The Center for Security Studies (CSS) warned in a study that the organization might cease to exist due to a host of serious challenges, namely the enormous development in the nuclear energy sector, rapid scientific advancement in the field, and economic globalization that removed a plenty of barriers, thus facilitating easy movement and smuggling of technology, know-how, and hardware.
Some states have sought independence in nuclear scientific research and others have been exporting the nuclear technology, free from international supervision, the CSS said.
Citing an example, the report noted that China planned to export nuclear reactors to Pakistan, which is not a member of the Nuclear Non-Proliferation Treaty. Moreover, Islamabad has refused to allow experts of the International Atomic Energy Agency (IAEA) to have full access to its nuclear programs and documents.
The NSG was founded in 1974 in response to an Indian nuclear test earlier that year. The test demonstrated that certain non-weapons specific nuclear technology could be readily turned to weapons development. Nations already signatories of the NPT saw the need to further limit the export of nuclear equipment, material, or technology. Initially, the NSG had seven members, but in 2009, the number of members amounted to 47.
The CSS report noted that China defended its plan for such nuclear cooperation with Pakistan, arguing that it had made the deal before 2004, when Beijing became a member of the group.
Furthermore, the report mentions problems in dealing with non-signatory states of the NPT, namely Israel, India, and Pakistan. These countries carry out military nuclear program activities without international observation.
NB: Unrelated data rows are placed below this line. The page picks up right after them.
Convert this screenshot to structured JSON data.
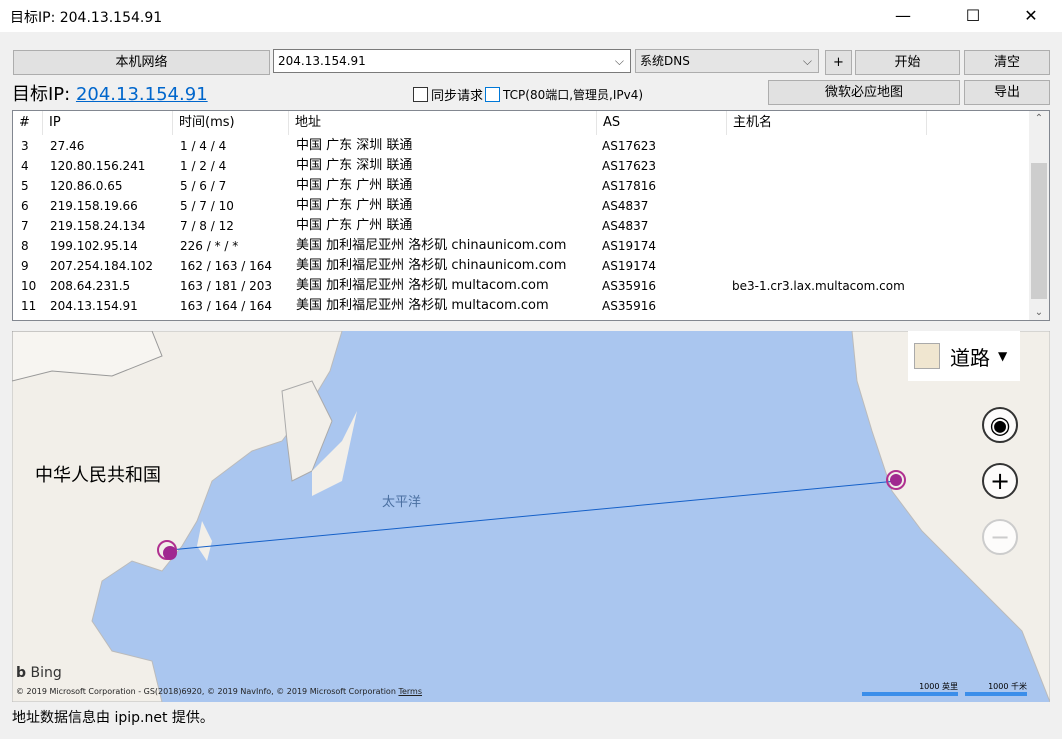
{
  "window": {
    "title": "目标IP: 204.13.154.91",
    "minimize": "—",
    "maximize": "☐",
    "close": "✕"
  },
  "toolbar": {
    "local_network": "本机网络",
    "target_input": "204.13.154.91",
    "dns": "系统DNS",
    "plus": "+",
    "start": "开始",
    "clear": "清空",
    "bing_map": "微软必应地图",
    "export": "导出"
  },
  "target": {
    "label": "目标IP: ",
    "ip": "204.13.154.91"
  },
  "options": {
    "sync": "同步请求",
    "tcp": "TCP(80端口,管理员,IPv4)"
  },
  "table": {
    "headers": [
      "#",
      "IP",
      "时间(ms)",
      "地址",
      "AS",
      "主机名"
    ],
    "rows": [
      {
        "n": "3",
        "ip": "27.46",
        "time": "1 / 4 / 4",
        "addr": "中国 广东 深圳 联通",
        "as": "AS17623",
        "host": ""
      },
      {
        "n": "4",
        "ip": "120.80.156.241",
        "time": "1 / 2 / 4",
        "addr": "中国 广东 深圳 联通",
        "as": "AS17623",
        "host": ""
      },
      {
        "n": "5",
        "ip": "120.86.0.65",
        "time": "5 / 6 / 7",
        "addr": "中国 广东 广州 联通",
        "as": "AS17816",
        "host": ""
      },
      {
        "n": "6",
        "ip": "219.158.19.66",
        "time": "5 / 7 / 10",
        "addr": "中国 广东 广州 联通",
        "as": "AS4837",
        "host": ""
      },
      {
        "n": "7",
        "ip": "219.158.24.134",
        "time": "7 / 8 / 12",
        "addr": "中国 广东 广州 联通",
        "as": "AS4837",
        "host": ""
      },
      {
        "n": "8",
        "ip": "199.102.95.14",
        "time": "226 / * / *",
        "addr": "美国 加利福尼亚州 洛杉矶 chinaunicom.com",
        "as": "AS19174",
        "host": ""
      },
      {
        "n": "9",
        "ip": "207.254.184.102",
        "time": "162 / 163 / 164",
        "addr": "美国 加利福尼亚州 洛杉矶 chinaunicom.com",
        "as": "AS19174",
        "host": ""
      },
      {
        "n": "10",
        "ip": "208.64.231.5",
        "time": "163 / 181 / 203",
        "addr": "美国 加利福尼亚州 洛杉矶 multacom.com",
        "as": "AS35916",
        "host": "be3-1.cr3.lax.multacom.com"
      },
      {
        "n": "11",
        "ip": "204.13.154.91",
        "time": "163 / 164 / 164",
        "addr": "美国 加利福尼亚州 洛杉矶 multacom.com",
        "as": "AS35916",
        "host": ""
      }
    ]
  },
  "map": {
    "style": "道路",
    "country": "中华人民共和国",
    "ocean": "太平洋",
    "bing": "Bing",
    "copyright": "© 2019 Microsoft Corporation - GS(2018)6920, © 2019 NavInfo, © 2019 Microsoft Corporation",
    "terms": "Terms",
    "scale_mi": "1000 英里",
    "scale_km": "1000 千米"
  },
  "status": {
    "prefix": "地址数据信息由 ",
    "link": "ipip.net",
    "suffix": " 提供。"
  }
}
India is another problem in this respect, for New Delhi has refused to join the group and sign international nuclear treaties against proliferation. Paradoxically, India, which has achieved enormous nuclear development, being not under the international observation umbrella, has become a target of interest by super powers such as the US and France, desiring to benefit from its unique expertise in the field.
The report affirms that continuing abstention of some states from joining the NPT and the relevant anti-proliferation treaties would weaken chances of exerting pressure on the countries.
The NSG member states include all European countries, Turkey, Australia, New Zealand, Brazil, the Argentines, China, Japan, South Korea, Canada, the US, Russia, the Ukraines, Belarussia, Kazakhestan, and the Baltic countries.